I used Databricks spark-xml package to read a XML file into Spark. The file hast the following datastructure:
<lib>
<element>
<genre>Thriller</genre>
<dates>
<date>2000-10-01</date>
<date>2020-10-01</date>
</dates>
</element>
<element>
<genre>SciFi</genre>
<dates>
<date>2015-10-01</date>
</dates>
</element>
</lib>
After I load the data i get a dataframe that looks like:
root
|-- genre: string (nullable = true)
|-- publish_dates: struct (nullable = true)
| |-- publish_date: array (nullable = true)
| | |-- element: string (containsNull = true)

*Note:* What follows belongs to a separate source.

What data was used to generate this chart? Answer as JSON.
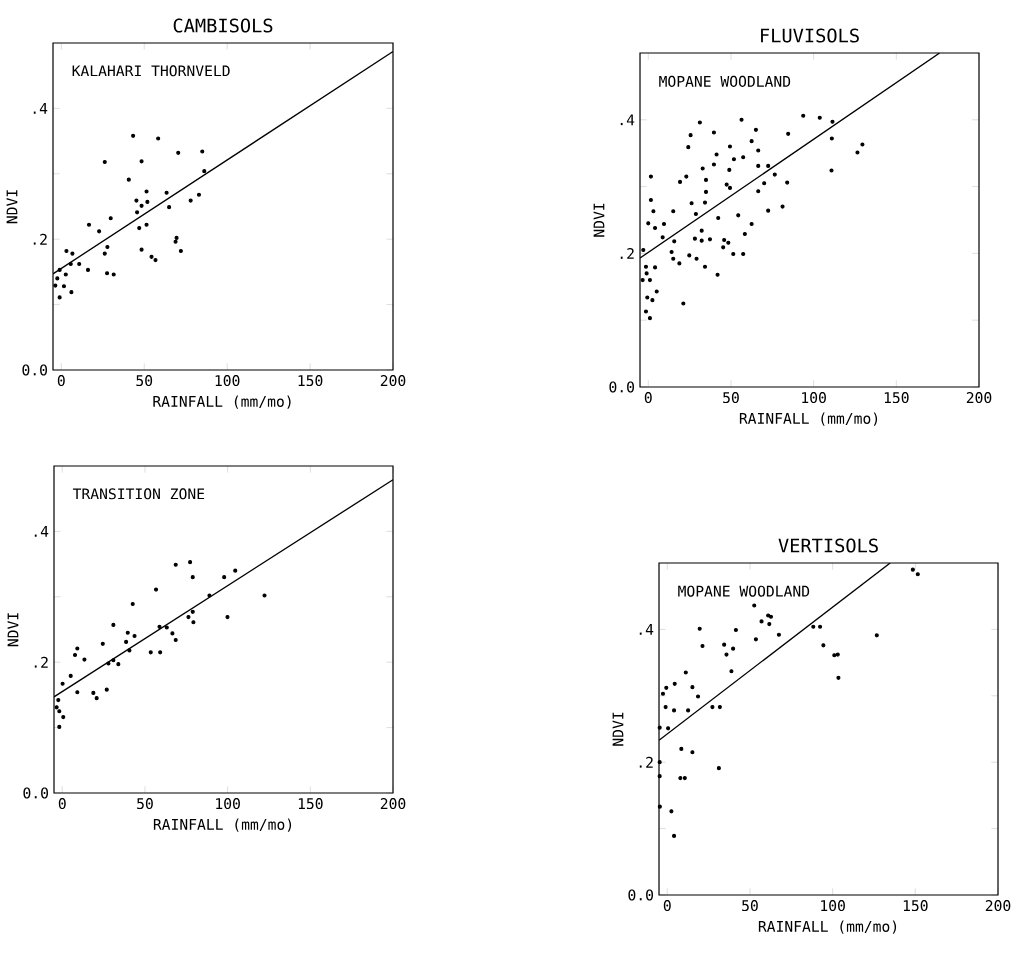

And "show" produces the following result:
gerne | dates
Th... | [WrappedArray(20...
Is it possible to get this result in the form:
gerne | date
Th... | 2000-...
Th... | 2020-...
Sci.. | 2015-...
I already tried:
val rdd = df.select("genre", "dates").rdd.map(row => (row(0), row(1))).flatMapValues(_.toString)
and
val rdd = df.select("genre", "dates").rdd.map(row => (row(0), Array(row(1)).toList)).flatMap {
case (label, list) => {
list.map( (_, label))
}
}
and
val rdd = df.select("genre", "dates").withColumn("genre", explode($"dates"))
But nothing gets me the correct result, in fact the last version does not work at all, but i fould it via google.
Any help or tipps would be appreciated.